Some Orange County horsepeople are determined to change that. Through the efforts of Kate Roth of San Juan Capistrano and several volunteers, about 50 horses in the past six months have been snatched from sure death and matched with loving owners.

One recent success story was a quarter horse gelding that had been abused as a performance horse.

In one of her periodic visits to a "feed lot"--where horses are kept before they're slaughtered for human consumption--Roth took an interest in the horse.

"He looked really cute," she said, "and had a good personality," which made him an ideal prospect for adoption as a pleasure horse.

A few days later, Roth returned to find the horse with a gaping shoulder wound, apparently caused by stallions kept with him in the pen.

"He stood in a corner and was totally depressed," Roth said. She immediately arranged to buy the horse, which was to be shipped to slaughter the next day.

Today the horse lives on a farm in Los Angeles County, where he is ridden strictly for pleasure.

Another horse in the holding pen, a thoroughbred gelding that had won $175,000 for his former owner, had stepped on a nail and could no longer race.

"He was sent to slaughter," said Roth, shaking her head. "We want to save them all, but unfortunately, we can't."

There simply are not enough resources to rescue all the horses that need help, although Roth hopes that someone will donate funds or a parcel of land to use as a sanctuary for needy horses.
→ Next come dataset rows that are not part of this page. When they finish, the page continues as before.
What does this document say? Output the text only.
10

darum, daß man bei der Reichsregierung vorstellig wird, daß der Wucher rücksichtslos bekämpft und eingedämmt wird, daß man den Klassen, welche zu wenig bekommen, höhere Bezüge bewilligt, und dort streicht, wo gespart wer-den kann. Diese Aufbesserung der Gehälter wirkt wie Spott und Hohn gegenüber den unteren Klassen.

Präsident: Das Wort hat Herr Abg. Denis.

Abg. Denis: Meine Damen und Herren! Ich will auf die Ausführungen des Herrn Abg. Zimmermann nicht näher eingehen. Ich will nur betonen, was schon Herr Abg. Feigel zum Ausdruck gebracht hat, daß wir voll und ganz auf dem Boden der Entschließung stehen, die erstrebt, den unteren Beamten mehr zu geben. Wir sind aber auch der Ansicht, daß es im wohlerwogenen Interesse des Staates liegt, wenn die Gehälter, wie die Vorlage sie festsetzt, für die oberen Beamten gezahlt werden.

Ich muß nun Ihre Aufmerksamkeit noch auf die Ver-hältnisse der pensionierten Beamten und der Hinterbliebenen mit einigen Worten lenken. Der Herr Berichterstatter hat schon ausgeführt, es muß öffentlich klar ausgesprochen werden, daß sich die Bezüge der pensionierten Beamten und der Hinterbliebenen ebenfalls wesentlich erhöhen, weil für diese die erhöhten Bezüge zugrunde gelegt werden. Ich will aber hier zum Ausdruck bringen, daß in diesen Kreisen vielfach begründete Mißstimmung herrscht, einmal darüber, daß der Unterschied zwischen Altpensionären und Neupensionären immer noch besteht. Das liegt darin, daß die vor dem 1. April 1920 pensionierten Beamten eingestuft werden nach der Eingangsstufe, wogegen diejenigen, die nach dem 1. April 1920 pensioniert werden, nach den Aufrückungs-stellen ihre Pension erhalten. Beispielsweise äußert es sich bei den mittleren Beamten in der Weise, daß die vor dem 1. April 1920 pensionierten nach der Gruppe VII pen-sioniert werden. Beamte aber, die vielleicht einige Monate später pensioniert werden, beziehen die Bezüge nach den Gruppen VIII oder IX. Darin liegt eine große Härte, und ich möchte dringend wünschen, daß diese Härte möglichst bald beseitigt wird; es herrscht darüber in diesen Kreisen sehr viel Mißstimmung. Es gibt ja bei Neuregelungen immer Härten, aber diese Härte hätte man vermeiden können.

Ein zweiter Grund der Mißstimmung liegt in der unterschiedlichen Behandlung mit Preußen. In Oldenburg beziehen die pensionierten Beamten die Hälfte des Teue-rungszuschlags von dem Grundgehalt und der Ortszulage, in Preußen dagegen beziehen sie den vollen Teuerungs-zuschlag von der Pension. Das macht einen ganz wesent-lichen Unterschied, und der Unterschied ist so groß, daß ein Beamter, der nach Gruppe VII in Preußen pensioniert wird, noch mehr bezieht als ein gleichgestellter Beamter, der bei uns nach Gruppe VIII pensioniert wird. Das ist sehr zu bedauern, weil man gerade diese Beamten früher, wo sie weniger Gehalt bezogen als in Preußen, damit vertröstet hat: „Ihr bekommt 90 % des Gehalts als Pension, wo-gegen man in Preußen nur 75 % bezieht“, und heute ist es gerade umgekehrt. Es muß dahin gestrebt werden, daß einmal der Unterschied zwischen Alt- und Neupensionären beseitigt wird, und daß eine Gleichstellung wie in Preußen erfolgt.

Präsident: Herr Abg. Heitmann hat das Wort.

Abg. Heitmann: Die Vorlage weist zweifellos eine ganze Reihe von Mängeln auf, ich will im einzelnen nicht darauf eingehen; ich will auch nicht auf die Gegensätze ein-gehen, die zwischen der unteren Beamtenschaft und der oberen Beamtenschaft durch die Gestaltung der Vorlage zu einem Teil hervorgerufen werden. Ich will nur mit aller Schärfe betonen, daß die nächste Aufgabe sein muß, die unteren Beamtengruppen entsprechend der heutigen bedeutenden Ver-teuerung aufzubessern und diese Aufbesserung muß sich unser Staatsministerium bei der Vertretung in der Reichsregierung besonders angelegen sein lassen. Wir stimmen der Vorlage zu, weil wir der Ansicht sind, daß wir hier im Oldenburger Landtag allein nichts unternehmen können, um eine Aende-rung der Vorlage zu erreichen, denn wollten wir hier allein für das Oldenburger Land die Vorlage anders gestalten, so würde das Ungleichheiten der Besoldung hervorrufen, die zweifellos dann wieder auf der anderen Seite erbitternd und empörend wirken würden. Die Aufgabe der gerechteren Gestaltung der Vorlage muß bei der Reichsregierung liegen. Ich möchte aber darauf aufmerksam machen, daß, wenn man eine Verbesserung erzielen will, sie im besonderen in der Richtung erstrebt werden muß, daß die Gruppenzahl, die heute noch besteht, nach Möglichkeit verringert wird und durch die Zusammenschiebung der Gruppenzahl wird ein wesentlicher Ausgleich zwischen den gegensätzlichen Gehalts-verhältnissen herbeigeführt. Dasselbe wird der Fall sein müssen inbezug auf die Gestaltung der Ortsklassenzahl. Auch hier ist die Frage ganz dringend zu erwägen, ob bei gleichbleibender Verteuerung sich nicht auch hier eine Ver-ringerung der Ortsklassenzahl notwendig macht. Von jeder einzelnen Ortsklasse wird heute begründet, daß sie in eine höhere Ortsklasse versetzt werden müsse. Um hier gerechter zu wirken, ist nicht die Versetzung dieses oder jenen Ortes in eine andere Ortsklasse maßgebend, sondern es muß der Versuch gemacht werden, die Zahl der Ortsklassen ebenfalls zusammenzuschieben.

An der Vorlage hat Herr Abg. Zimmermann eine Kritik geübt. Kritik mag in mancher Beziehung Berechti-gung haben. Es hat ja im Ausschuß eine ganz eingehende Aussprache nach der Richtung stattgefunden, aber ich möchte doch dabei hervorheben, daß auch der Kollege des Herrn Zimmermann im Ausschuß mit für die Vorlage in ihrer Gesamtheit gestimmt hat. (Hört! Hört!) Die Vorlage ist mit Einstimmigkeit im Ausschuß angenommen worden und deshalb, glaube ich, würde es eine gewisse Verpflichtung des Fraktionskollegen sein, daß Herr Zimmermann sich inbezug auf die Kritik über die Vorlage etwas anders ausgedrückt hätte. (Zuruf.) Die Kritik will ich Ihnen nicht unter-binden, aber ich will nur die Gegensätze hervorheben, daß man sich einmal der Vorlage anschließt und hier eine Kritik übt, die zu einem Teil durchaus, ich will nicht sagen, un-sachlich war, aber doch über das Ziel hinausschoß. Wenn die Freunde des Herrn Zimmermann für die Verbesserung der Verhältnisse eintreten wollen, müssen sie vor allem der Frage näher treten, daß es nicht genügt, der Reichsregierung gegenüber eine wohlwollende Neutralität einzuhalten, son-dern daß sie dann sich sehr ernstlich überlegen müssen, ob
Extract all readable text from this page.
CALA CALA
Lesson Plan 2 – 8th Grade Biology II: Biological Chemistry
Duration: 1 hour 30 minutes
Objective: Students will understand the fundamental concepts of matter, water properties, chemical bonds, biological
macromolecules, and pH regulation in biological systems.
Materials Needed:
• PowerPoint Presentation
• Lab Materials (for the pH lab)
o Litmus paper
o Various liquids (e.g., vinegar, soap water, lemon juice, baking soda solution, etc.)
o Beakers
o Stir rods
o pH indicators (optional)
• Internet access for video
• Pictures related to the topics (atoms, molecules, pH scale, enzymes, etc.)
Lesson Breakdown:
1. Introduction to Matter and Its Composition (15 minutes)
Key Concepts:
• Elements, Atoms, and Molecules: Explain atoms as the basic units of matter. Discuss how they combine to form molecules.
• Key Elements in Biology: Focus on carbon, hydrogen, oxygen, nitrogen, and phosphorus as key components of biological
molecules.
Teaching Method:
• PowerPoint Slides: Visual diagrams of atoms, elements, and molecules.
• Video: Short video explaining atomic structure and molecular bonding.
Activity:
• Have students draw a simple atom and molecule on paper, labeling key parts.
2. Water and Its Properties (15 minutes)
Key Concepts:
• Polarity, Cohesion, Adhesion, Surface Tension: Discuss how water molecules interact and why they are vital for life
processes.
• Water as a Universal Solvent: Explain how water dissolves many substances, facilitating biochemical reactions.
Her newly formed "horse rescue network," the Pegasus Foundation, is in the process of becoming a nonprofit corporation.

Roth funds the operation largely with her own money. Her organization pays the "killer price"--what the slaughterhouse pays--for a horse, then arranges for it to be adopted by a family for the cost of purchase, board and medical care required during the rescue. Usually the total price is less than $1,000, far less than the cost of most pleasure or show horses.

Roth attributes the problem of abandoned horses to "the disposable society." Some horse owners, she said, shirk their responsibility when an animal has outlived its use for them.

"It's the same as disposable products," she said. "These horses are just dumped."

Others end up without a home due to a change in family circumstances.

Roth's organization recently received a call from a man who had been incarcerated and had 14 horses to give away. She found homes for all of them.

One of the volunteers concentrates on finding a proper match between horse and rider.

She rides the prospective adoption horses and sometimes brings people directly to the holding pens to "meet" the horses. Chemistry is the key.

"Our goal is to find a good family for these horses," Roth said. "If the horse would be good in the show ring, we try to find a (horse) show family.

"Other horses have been so abused that we need to find them a quiet quality of life. These animals all deserve to have a second chance."